Jaguar Land Rover will drop its 75-year-old Land Rover brand as part of a revamp of the auto giant. This will include the relaunched Jaguar electric marque, whose models are expected to start at PS100,000.
In 2024, the first all-electric Range Rover will be launched by the group, which is built in Solihull, West Midlands. The company has doubled its investment plans, doubling them to £15 billion in the next five year period, as part of the strategy to eliminate all internal combustion engines models by 2036.
The company, however, has declined to specify where it will source its batteries for electric vehicles. It only said that Tata its Indian conglomerate mother, would build a gigafactory in Europe.
Batteries will be procured from overseas suppliers who are not named in the meantime. These batteries are likely to be imported into the UK where they will be assembled in battery packs at Hams Hall, near Birmingham, and the Wolverhampton facility, which used to make diesel engines.
Jaguar Land Rover, which is heavily indebted and has been losing money for more than two years, announced that it would also reinvent itself to become a “house” of brands. The group’s “Reimagine”, a programme designed to revolutionise and transform the company to achieve zero-emissions automotive production.

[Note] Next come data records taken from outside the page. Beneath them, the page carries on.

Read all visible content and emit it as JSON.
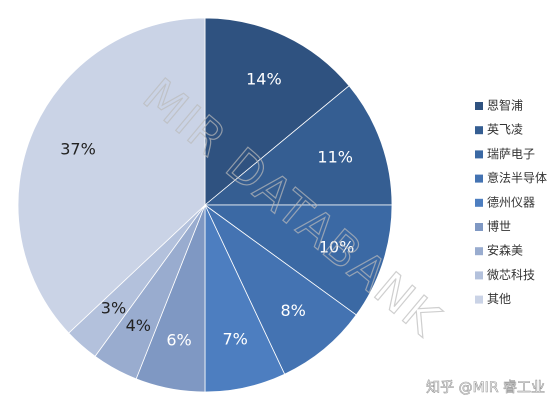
{
  "chart_data": {
    "type": "pie",
    "categories": [
      "恩智浦",
      "英飞凌",
      "瑞萨电子",
      "意法半导体",
      "德州仪器",
      "博世",
      "安森美",
      "微芯科技",
      "其他"
    ],
    "values": [
      14,
      11,
      10,
      8,
      7,
      6,
      4,
      3,
      37
    ],
    "value_labels": [
      "14%",
      "11%",
      "10%",
      "8%",
      "7%",
      "6%",
      "4%",
      "3%",
      "37%"
    ],
    "colors": [
      "#2f5280",
      "#355e92",
      "#3b69a4",
      "#4473b2",
      "#4d7ec0",
      "#7f98c3",
      "#99accf",
      "#b3c1dc",
      "#cad3e6"
    ],
    "legend": "right",
    "watermark": "MIR DATABANK",
    "credit": "知乎 @MIR 睿工业"
  }
}
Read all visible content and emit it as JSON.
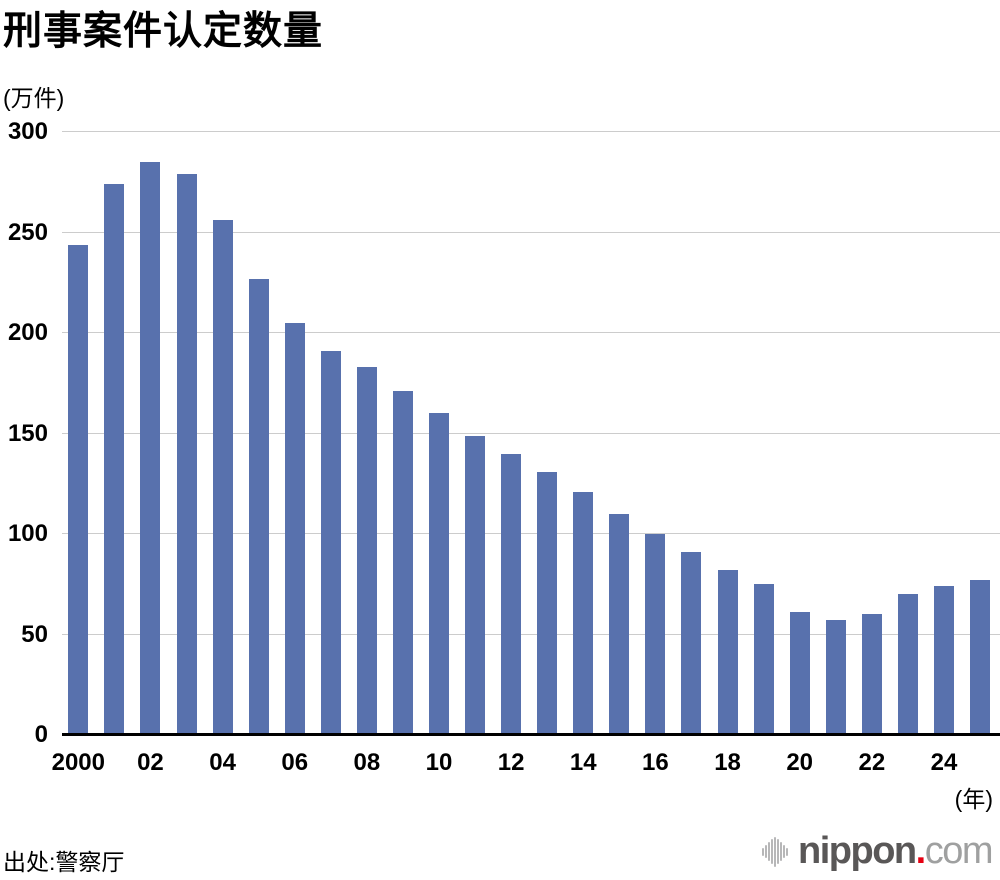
{
  "title": "刑事案件认定数量",
  "source": "出处:警察厅",
  "logo": {
    "mark_icon": "soundwave-bars-icon",
    "nippon": "nippon",
    "dot": ".",
    "com": "com"
  },
  "colors": {
    "bar": "#5871ad",
    "gridline": "#cccccc",
    "axis_line": "#000000",
    "text": "#000000",
    "logo_dark_gray": "#595757",
    "logo_light_gray": "#9fa0a0",
    "logo_red": "#e60012",
    "logo_mark_gray": "#b7b7b8"
  },
  "chart_data": {
    "type": "bar",
    "title": "刑事案件认定数量",
    "ylabel": "(万件)",
    "xlabel": "(年)",
    "x": [
      2000,
      2001,
      2002,
      2003,
      2004,
      2005,
      2006,
      2007,
      2008,
      2009,
      2010,
      2011,
      2012,
      2013,
      2014,
      2015,
      2016,
      2017,
      2018,
      2019,
      2020,
      2021,
      2022,
      2023,
      2024,
      2025
    ],
    "values": [
      244,
      274,
      285,
      279,
      256,
      227,
      205,
      191,
      183,
      171,
      160,
      149,
      140,
      131,
      121,
      110,
      100,
      91,
      82,
      75,
      61,
      57,
      60,
      70,
      74,
      77
    ],
    "ylim": [
      0,
      300
    ],
    "yticks": [
      0,
      50,
      100,
      150,
      200,
      250,
      300
    ],
    "xtick_labels": [
      "2000",
      "02",
      "04",
      "06",
      "08",
      "10",
      "12",
      "14",
      "16",
      "18",
      "20",
      "22",
      "24"
    ],
    "xtick_every": 2,
    "grid": true,
    "legend": false
  }
}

Land Rover will not be completely wiped off the history of motoring, according to the company. As a “trustmark”, some vehicles will have small Land Rover badges on the inside and outside.
Thierry Bollore who initiated the program left the company in the last year for personal reasons. Reimagine has not been discussed by the group, which led many to believe that the company’s biggest automotive employer was in trouble.
The company has decided to drop Land Rover as the name of the holding, and will now be known as JLR. It will then split into four brands, the Range Rover, the most expensive, the Defender, which will be built in Slovakia, Discovery, intended to serve as a brand for the family, and Jaguar. Jaguar will start with three new models, and will discontinue its entire model lineup.
The Queen and Duke of Edinburgh in a Land Rover driving through Wellington in New Zealand in 1981
The first model will be a four-door GT or grand tourer with high performance, priced at PS100,000. It will be manufactured in Solihull. The company refused to comment on other models, but it is almost certain that one of them will be a successor to the E-type two-door sports car from the 1960s.
Gerry McGovern said Sir William Lyons had demanded at the beginning that Jaguar “will be a replica of nothing”. McGovern stated that he was responsible for taking the Jaguar marque “outside of the mainstream”, and producing vehicles that would “give a feeling of never having seen them before”.
Adrian Mardell who was promoted to interim chief executive while Tata continues their search for a permanent successor, acknowledged that the group has undergone a complete strategy change and will reposition themselves as a stable “modern luxury” brand.
He acknowledged that a reinvention was an effort to finish “unfinished work” as the Jaguar marque seemed to be in danger to fall into obscurity due to an attack on the electric market from Tesla and others.
Mardell claimed that the group’s financial situation had improved. After returning to profit in the last financial period, which ended at the end last month, Mardell stated that the group had generated £1.3 billion over the past six-months. Mardell said that this level of cashflow will support investment of £3billion a year for the next five-years.
Cash flow has been generated by the increase in the average JLR model price over the last four years, from 44,000 PS to 71,000 PS. The prices are expected to rise even further in the future. The company had to produce 660,000 cars a year in order to break even four years ago. That number has been cut to just 300,000.
Mardell stated that the company would be cash-positive by 2025, and have operating profit margins of double digits the following year.
The company refused to comment on the impact of its reinvention on jobs. It has a global workforce of 40,000 people. They did say, however, that 29,000 employees are being “upskilled ” to build electric vehicles and sell them .
The Halewood plant in Merseyside will be an all-electric factory by 2025. It is home to the Range Rover Evoque.